Hubert Aiwanger made a relaxed and cheerful appearance in the BR election arena on Wednesday evening. In the discussion with citizens, the Free Voters leader was able to exploit his great strength: proximity to the people. He talked about favorite topics like hunting, his forest and lower taxes for retirees. There was a lot of applause and nods from the studio audience. The affair surrounding a neo-Nazi leaflet, for which Aiwanger was punished as a high school student, hardly played a role, on the contrary. “You are a decent, correct citizen,” an older man told him.
Aiwanger feels like a man of the people, and he incorporates sentiments unfiltered into his election campaign. This can sound like it did at the heating demonstration in Erding, where he insulted the federal government in Berlin: “You’ve probably got your asses up there.” Apparently assuming he has the “silent vast majority” behind him, the minister pays no attention to the rules of the political game. That’s exactly what a lot of people seem to like. In surveys, Aiwanger’s party is far from a majority, but is still doing well: sometimes at 14, sometimes at 17 percent.
However, political scientists attest that Bavaria has a populism problem shortly before the state elections. “Söder is becoming more populist, Aiwanger is becoming more populist anyway – they are becoming louder, more polarizing,” said Bamberg communications researcher Olaf Hoffjann to the dpa. He noted that Aiwanger “poisons the political discourse, but he seems to be succeeding in preventing the AfD from becoming so big.” The problem with populism, however, is that the seemingly simple solutions are often at odds with political reality. You have to choose one. This decision is easy for AfD politicians without government responsibility.
It’s a balancing act for a deputy prime minister, as became clear during Aiwanger’s appearance in the election arena. A studio guest asked him how Bavaria plans to achieve its climate goals. With the Climate Protection Act, the state government made up of the CSU and Free Voters has committed itself to thisto make the Free State climate neutral “by 2040 at the latest”. According to experts and the state government’s climate report, CO₂ emissions are not falling fast enough.
“It’s just like me saying: I want to be top of the football league next year.”
Aiwanger replied that the goal was still being pursued. “We don’t know whether we’ll achieve it.” The State Minister put the date set in the law into perspective with a sports comparison: “That’s exactly like me saying: I want to be the leader in football next year.”
The Free Voters leader emphasized that progress had been made in climate protection and referred, for example, to the relaxation of the 10H distance rule for wind turbines.
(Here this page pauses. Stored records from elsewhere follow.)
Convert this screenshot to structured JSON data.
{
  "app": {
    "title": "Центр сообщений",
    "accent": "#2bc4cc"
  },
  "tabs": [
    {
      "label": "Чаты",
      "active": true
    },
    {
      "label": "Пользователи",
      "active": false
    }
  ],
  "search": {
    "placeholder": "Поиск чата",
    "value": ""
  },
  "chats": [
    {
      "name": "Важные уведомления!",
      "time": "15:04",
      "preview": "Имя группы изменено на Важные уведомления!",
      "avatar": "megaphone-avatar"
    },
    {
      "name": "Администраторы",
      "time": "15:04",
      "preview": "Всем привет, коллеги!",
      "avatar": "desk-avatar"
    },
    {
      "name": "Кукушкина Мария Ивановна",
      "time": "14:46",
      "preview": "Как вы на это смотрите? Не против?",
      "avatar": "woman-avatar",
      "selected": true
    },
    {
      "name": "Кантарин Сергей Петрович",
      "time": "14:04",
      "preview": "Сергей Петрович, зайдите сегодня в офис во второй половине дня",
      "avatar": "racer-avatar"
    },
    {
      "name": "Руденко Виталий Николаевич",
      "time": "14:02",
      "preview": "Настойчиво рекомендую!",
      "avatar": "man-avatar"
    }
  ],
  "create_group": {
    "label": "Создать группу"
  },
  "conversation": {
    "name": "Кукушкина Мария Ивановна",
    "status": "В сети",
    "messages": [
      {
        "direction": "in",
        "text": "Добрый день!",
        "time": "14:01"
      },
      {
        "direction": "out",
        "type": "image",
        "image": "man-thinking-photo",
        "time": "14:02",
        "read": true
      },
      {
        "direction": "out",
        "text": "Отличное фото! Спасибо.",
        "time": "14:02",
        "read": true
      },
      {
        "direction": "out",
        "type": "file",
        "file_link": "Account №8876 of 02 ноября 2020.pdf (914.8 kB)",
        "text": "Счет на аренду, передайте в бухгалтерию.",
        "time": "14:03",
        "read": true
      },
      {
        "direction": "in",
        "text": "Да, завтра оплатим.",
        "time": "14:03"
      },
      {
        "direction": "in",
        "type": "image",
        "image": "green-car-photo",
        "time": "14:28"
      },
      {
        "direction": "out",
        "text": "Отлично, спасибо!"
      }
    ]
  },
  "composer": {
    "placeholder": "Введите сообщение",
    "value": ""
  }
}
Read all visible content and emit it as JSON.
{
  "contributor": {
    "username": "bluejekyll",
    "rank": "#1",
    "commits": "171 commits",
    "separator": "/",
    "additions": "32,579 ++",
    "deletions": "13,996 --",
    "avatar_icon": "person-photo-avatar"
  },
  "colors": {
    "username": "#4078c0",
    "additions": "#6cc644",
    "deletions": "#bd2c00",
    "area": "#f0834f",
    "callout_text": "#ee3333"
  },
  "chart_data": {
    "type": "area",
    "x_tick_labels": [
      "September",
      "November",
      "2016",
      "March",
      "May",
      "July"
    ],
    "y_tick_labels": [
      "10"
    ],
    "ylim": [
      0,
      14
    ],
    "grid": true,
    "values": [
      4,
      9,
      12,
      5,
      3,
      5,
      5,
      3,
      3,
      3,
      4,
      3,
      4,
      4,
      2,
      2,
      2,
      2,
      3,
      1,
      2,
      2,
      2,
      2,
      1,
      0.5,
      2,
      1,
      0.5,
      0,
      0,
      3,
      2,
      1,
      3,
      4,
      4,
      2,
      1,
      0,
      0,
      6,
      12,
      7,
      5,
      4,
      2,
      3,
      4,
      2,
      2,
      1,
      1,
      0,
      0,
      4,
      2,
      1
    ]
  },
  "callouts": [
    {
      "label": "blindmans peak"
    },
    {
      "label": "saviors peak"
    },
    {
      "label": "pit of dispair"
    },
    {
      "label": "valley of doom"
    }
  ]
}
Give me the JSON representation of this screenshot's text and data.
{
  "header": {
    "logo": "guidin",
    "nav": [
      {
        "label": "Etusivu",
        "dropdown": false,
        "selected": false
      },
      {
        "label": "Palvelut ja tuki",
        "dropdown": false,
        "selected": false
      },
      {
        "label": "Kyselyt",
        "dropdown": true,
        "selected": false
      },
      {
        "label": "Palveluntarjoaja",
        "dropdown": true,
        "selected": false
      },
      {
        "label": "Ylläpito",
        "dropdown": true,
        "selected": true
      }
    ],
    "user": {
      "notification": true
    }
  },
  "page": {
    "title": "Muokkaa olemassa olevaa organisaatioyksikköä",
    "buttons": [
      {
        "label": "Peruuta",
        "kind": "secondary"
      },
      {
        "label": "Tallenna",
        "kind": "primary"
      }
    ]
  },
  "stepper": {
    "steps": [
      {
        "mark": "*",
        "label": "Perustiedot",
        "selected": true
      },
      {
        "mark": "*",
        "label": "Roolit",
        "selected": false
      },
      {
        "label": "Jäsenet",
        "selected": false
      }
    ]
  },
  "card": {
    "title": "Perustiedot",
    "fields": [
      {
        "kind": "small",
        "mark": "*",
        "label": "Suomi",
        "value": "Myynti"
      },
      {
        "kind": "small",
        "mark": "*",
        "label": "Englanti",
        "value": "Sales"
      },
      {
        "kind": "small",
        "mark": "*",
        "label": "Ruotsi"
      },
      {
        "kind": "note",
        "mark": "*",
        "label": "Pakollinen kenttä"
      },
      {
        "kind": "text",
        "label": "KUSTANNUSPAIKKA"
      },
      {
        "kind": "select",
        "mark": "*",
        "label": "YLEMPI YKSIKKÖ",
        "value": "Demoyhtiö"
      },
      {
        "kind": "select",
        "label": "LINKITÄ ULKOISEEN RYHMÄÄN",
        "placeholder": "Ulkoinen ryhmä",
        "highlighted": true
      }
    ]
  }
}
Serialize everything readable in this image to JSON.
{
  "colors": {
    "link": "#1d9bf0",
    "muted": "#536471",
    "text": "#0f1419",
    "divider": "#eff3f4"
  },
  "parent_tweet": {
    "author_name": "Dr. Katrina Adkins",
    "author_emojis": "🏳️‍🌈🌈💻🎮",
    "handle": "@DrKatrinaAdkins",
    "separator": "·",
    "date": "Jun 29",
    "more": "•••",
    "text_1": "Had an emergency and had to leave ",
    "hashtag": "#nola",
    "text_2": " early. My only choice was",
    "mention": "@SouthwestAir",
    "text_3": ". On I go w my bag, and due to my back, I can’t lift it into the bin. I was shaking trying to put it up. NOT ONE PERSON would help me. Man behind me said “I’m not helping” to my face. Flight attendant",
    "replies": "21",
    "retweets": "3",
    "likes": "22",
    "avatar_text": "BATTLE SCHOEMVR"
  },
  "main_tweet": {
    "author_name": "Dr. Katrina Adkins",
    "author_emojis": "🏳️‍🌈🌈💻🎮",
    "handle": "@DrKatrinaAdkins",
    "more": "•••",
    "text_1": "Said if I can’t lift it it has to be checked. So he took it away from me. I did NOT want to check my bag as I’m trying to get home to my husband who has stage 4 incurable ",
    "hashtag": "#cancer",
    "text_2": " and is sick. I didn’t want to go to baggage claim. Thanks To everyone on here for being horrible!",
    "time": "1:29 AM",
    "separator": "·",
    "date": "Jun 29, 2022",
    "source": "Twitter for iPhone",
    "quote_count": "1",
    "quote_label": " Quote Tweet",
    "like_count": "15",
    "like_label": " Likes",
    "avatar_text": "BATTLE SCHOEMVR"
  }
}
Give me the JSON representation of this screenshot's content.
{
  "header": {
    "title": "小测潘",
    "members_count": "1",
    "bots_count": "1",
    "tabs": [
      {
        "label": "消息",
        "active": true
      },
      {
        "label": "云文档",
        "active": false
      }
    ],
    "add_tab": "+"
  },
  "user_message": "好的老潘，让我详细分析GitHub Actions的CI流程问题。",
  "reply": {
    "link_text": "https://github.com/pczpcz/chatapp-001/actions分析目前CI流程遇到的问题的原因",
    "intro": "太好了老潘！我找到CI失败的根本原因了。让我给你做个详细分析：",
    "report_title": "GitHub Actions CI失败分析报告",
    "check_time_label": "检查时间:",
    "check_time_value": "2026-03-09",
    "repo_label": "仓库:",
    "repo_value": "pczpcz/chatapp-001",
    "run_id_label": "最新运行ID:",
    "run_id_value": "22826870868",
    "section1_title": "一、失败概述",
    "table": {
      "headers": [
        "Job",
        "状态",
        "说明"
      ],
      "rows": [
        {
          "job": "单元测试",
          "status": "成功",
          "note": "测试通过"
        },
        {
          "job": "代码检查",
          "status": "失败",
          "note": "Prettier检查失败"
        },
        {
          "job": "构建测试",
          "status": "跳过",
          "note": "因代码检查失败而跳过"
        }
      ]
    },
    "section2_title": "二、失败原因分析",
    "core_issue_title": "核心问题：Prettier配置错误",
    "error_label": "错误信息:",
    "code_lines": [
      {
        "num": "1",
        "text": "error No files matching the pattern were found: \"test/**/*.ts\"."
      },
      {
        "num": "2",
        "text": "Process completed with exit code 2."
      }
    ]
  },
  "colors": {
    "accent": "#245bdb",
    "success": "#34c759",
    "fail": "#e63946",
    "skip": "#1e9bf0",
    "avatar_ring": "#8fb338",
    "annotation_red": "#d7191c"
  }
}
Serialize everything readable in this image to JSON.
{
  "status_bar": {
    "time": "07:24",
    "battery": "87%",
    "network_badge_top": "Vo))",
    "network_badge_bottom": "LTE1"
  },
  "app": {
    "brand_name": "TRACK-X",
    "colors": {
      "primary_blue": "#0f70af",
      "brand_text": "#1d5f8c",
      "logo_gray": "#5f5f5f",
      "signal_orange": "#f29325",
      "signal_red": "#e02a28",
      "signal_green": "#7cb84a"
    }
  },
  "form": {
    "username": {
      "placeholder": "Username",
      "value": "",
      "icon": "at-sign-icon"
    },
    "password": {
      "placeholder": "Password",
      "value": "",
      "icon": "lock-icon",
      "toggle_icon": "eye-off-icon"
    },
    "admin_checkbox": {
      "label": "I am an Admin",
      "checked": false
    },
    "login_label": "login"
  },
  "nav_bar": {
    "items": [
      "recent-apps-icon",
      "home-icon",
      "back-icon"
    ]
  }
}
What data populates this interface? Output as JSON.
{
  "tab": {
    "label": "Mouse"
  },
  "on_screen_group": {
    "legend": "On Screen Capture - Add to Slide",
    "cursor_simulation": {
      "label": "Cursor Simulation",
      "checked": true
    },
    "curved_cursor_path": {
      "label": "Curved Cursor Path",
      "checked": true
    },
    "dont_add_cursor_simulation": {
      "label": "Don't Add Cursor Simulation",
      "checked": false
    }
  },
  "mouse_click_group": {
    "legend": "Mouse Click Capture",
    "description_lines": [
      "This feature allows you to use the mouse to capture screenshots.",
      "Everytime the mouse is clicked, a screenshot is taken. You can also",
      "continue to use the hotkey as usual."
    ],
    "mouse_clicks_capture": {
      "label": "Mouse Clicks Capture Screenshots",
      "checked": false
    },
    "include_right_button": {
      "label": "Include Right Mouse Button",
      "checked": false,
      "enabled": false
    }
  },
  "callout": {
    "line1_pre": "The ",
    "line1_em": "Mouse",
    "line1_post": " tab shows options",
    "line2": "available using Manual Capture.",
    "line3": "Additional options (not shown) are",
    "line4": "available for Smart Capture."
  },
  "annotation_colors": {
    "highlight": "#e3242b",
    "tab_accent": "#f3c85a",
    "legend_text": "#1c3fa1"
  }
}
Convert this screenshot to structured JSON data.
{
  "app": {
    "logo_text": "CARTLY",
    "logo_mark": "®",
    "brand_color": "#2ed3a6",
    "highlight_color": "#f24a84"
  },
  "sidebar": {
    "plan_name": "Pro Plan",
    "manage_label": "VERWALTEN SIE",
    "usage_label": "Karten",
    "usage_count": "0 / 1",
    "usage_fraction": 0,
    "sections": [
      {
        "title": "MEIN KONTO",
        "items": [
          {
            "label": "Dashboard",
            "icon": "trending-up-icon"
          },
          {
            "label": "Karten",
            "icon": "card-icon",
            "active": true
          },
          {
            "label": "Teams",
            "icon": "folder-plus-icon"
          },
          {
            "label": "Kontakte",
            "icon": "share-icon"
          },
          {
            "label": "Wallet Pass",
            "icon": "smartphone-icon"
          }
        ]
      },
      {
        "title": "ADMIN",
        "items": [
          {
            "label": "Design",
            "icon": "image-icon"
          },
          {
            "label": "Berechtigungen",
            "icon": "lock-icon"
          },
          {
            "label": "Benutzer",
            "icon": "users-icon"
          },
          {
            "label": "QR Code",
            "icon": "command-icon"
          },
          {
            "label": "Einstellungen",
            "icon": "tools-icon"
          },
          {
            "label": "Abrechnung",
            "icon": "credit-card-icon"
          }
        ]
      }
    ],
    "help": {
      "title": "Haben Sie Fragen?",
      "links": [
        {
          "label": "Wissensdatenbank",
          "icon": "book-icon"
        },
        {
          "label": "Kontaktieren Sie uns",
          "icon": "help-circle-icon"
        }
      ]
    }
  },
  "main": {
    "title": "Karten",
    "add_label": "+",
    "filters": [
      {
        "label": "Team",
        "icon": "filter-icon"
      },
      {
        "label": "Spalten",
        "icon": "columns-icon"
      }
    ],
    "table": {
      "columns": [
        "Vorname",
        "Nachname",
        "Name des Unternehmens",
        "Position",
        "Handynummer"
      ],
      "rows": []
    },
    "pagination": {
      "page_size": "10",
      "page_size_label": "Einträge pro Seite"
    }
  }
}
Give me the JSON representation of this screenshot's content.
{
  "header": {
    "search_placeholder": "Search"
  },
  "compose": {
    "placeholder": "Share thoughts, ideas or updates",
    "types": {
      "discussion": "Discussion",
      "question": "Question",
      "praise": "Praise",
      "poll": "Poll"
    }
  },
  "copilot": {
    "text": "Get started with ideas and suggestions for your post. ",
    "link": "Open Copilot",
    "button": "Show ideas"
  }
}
But you shouldn’t overwhelm industry and people. “We are not a dictatorship where we say, from tomorrow there will be no more meat, no more cars and no more houses – then in five years I will have implemented it.”
A minister who doesn’t take his own laws seriously? Because when Aiwanger questions the goal of climate neutrality, it’s not just a campaigner speaking. Also speaking are the Vice Prime Minister of the Free State of Bavaria, the responsible Minister for Economic Affairs and Energy and the head of a party that provides the Environment Minister in Bavaria.
“As a climate doubter, Economics Minister Aiwanger is the brake on climate policy,” criticizes Katharina Schulze, the top candidate of the Greens. “I expect Prime Minister Söder to make a clear statement as to whether he takes climate protection in Bavaria seriously. Because no state can be created here with the Free Voters.” Climate protection must become the priority of the next government.
Scientists are increasingly pointing out that time for effective action is running out. Bavaria is already suffering noticeably from climate change, and the extreme weather in August was only the most obvious consequences. The rise in temperature is affecting Bavaria disproportionately; it is inevitably getting hotter. The only question is how bad it gets.
On this topic of all things, Hubert Aiwanger is now exploring whether he can break away from the decision to achieve climate neutrality in 2040. And it is true that many people are hoping for a break from crises after the Corona crisis, the war in Ukraine and inflation. But climate change cannot be wished away. Instead, federal and state governments are faced with the difficult challenge of developing an effective climate policy – for which they must also seek support from the population. There are hardly any simple solutions: The green hydrogen, which Aiwanger once again presented as a solution in the BR broadcast, cannot be produced without green electricity. It won’t be available in large quantities for years, if at all.